Biochem Biophys Res Commun. 1993 Jun 30;193(3):1006-13. doi: 10.1006/bbrc.1993.1725.
The reverse transcriptase (RT)/polymerase chain reaction (PCR) methodology was used with a set of primers that corresponds to two conserved regions of the cytochrome P450s of subfamily 2C, in order to identify the members of this group of enzymes that are expressed at the RNA level in rat brain. Seven RT/PCR clones were sequenced from female brain, and four were found to code for P450 2C7 while three for P450 2C12. Using the same methodology nine RT/PCR clones were sequenced from olfactory lobes of ethanol treated male rats and three were found to code for P450 2C6, one for P450 2C11, three for P450 2C12 and two for P450 2C23. Neither ethanol administration nor hypophysectomy or growth hormone treatment had significant effects on the expression levels of these cytochromes in the brain.
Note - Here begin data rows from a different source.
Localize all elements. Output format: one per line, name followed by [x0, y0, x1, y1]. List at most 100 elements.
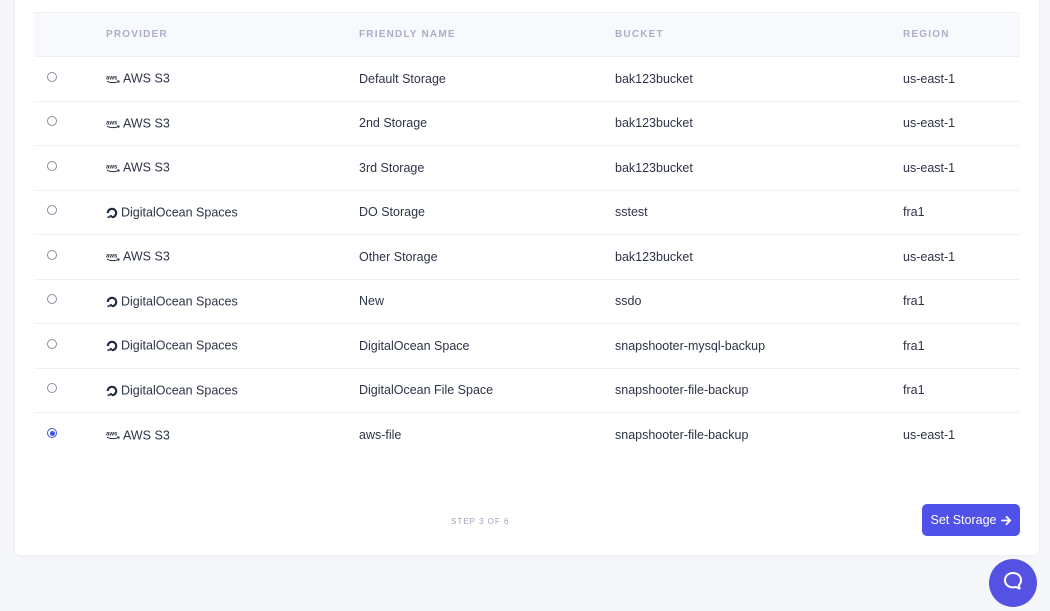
- bucket-cell: snapshooter-file-backup: [615, 383, 749, 398]
- storage-radio[interactable]: [47, 294, 57, 305]
- arrow-right-icon: [1000, 515, 1012, 526]
- table-row[interactable]: DigitalOcean Spaces DigitalOcean File Spa…: [34, 368, 1020, 413]
- digitalocean-icon: [106, 296, 118, 308]
- bucket-cell: ssdo: [615, 294, 642, 309]
- storage-radio[interactable]: [47, 116, 57, 127]
- row-select-cell: [34, 324, 106, 369]
- provider-cell: DigitalOcean Spaces: [106, 368, 359, 413]
- region-cell: us-east-1: [903, 249, 956, 264]
- bucket-cell: bak123bucket: [615, 116, 693, 131]
- table-row[interactable]: aws AWS S3 Default Storage bak123bucket us-e…: [34, 57, 1020, 102]
- friendly-name-cell: aws-file: [359, 428, 402, 442]
- digitalocean-icon: [106, 207, 118, 219]
- header-select: [34, 12, 106, 57]
- provider-label: DigitalOcean Spaces: [121, 339, 238, 354]
- provider-label: DigitalOcean Spaces: [121, 294, 238, 309]
- friendly-name-cell: 2nd Storage: [359, 116, 428, 131]
- storage-radio[interactable]: [47, 205, 57, 216]
- header-provider: PROVIDER: [106, 12, 359, 57]
- aws-icon: aws: [106, 430, 120, 440]
- step-indicator: STEP 3 OF 6: [451, 517, 510, 526]
- storage-radio[interactable]: [47, 71, 57, 82]
- provider-label: AWS S3: [123, 161, 170, 176]
- region-cell: fra1: [903, 205, 925, 220]
- table-body: aws AWS S3 Default Storage bak123bucket us-e…: [34, 57, 1020, 458]
- row-select-cell: [34, 101, 106, 146]
- region-cell: us-east-1: [903, 71, 956, 86]
- region-cell: fra1: [903, 294, 925, 309]
- region-cell: fra1: [903, 338, 925, 353]
- chat-bubble-icon: [1002, 570, 1024, 597]
- row-select-cell: [34, 57, 106, 102]
- provider-label: AWS S3: [123, 116, 170, 131]
- provider-cell: aws AWS S3: [106, 146, 359, 191]
- bucket-cell: bak123bucket: [615, 160, 693, 175]
- friendly-name-cell: Default Storage: [359, 71, 446, 86]
- table-row[interactable]: DigitalOcean Spaces New ssdo fra1: [34, 279, 1020, 324]
- storage-radio[interactable]: [47, 338, 57, 349]
- storage-radio[interactable]: [47, 160, 57, 171]
- provider-cell: aws AWS S3: [106, 101, 359, 146]
- friendly-name-cell: Other Storage: [359, 249, 438, 264]
- friendly-name-cell: DO Storage: [359, 205, 426, 220]
- provider-label: DigitalOcean Spaces: [121, 205, 238, 220]
- aws-icon: aws: [106, 252, 120, 262]
- provider-label: AWS S3: [123, 428, 170, 443]
- friendly-name-cell: 3rd Storage: [359, 160, 425, 175]
- svg-text:aws: aws: [106, 254, 118, 260]
- bucket-cell: bak123bucket: [615, 71, 693, 86]
- friendly-name-cell: DigitalOcean Space: [359, 338, 470, 353]
- provider-label: AWS S3: [123, 72, 170, 87]
- provider-cell: aws AWS S3: [106, 413, 359, 458]
- provider-cell: DigitalOcean Spaces: [106, 279, 359, 324]
- header-region: REGION: [903, 12, 1020, 57]
- provider-cell: aws AWS S3: [106, 57, 359, 102]
- storage-radio[interactable]: [47, 249, 57, 260]
- bucket-cell: sstest: [615, 205, 648, 220]
- table-row[interactable]: DigitalOcean Spaces DO Storage sstest fra1: [34, 190, 1020, 235]
- table-row[interactable]: aws AWS S3 2nd Storage bak123bucket us-east-…: [34, 101, 1020, 146]
- provider-cell: aws AWS S3: [106, 235, 359, 280]
- region-cell: us-east-1: [903, 428, 956, 442]
- region-cell: us-east-1: [903, 116, 956, 131]
- table-row[interactable]: aws AWS S3 3rd Storage bak123bucket us-east-…: [34, 146, 1020, 191]
- svg-text:aws: aws: [106, 120, 118, 126]
- storage-radio[interactable]: [47, 383, 57, 394]
- set-storage-label: Set Storage: [930, 513, 997, 527]
- row-select-cell: [34, 413, 106, 458]
- svg-text:aws: aws: [106, 165, 118, 171]
- header-bucket: BUCKET: [615, 12, 903, 57]
- row-select-cell: [34, 279, 106, 324]
- svg-text:aws: aws: [106, 76, 118, 82]
- header-friendly-name: FRIENDLY NAME: [359, 12, 615, 57]
- bucket-cell: bak123bucket: [615, 249, 693, 264]
- friendly-name-cell: New: [359, 294, 385, 309]
- table-header-row: PROVIDER FRIENDLY NAME BUCKET REGION: [34, 12, 1020, 57]
- provider-label: DigitalOcean Spaces: [121, 383, 238, 398]
- region-cell: us-east-1: [903, 160, 956, 175]
- bucket-cell: snapshooter-mysql-backup: [615, 338, 766, 353]
- friendly-name-cell: DigitalOcean File Space: [359, 383, 494, 398]
- table-row[interactable]: aws AWS S3 aws-file snapshooter-file-backup…: [34, 413, 1020, 458]
- row-select-cell: [34, 235, 106, 280]
- storage-table: PROVIDER FRIENDLY NAME BUCKET REGION aws…: [34, 12, 1020, 457]
- digitalocean-icon: [106, 340, 118, 352]
- provider-label: AWS S3: [123, 250, 170, 265]
- table-row[interactable]: DigitalOcean Spaces DigitalOcean Space sna…: [34, 324, 1020, 369]
- provider-cell: DigitalOcean Spaces: [106, 324, 359, 369]
- provider-cell: DigitalOcean Spaces: [106, 190, 359, 235]
- digitalocean-icon: [106, 385, 118, 397]
- aws-icon: aws: [106, 119, 120, 129]
- row-select-cell: [34, 146, 106, 191]
- chat-launcher-button[interactable]: [989, 559, 1037, 607]
- bucket-cell: snapshooter-file-backup: [615, 428, 749, 442]
- row-select-cell: [34, 190, 106, 235]
- svg-text:aws: aws: [106, 432, 118, 438]
- set-storage-button[interactable]: Set Storage: [922, 504, 1020, 536]
- storage-card: PROVIDER FRIENDLY NAME BUCKET REGION aws…: [15, 0, 1039, 555]
- row-select-cell: [34, 368, 106, 413]
- aws-icon: aws: [106, 74, 120, 84]
- storage-radio[interactable]: [47, 428, 57, 438]
- table-row[interactable]: aws AWS S3 Other Storage bak123bucket us-eas…: [34, 235, 1020, 280]
- region-cell: fra1: [903, 383, 925, 398]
采用逆转录酶(RT)/聚合酶链反应(PCR)方法,使用一组与细胞色素P450 2C亚家族的两个保守区域相对应的引物,以鉴定在大鼠脑中RNA水平表达的这组酶的成员。从雌性大鼠脑中对7个RT/PCR克隆进行了测序,发现其中4个编码细胞色素P450 2C7,3个编码细胞色素P450 2C12。使用相同方法,对乙醇处理的雄性大鼠嗅叶中的9个RT/PCR克隆进行了测序,发现其中3个编码细胞色素P450 2C6,1个编码细胞色素P450 2C11,3个编码细胞色素P450 2C12,2个编码细胞色素P450 2C23。给予乙醇、垂体切除或生长激素处理对脑中这些细胞色素的表达水平均无显著影响。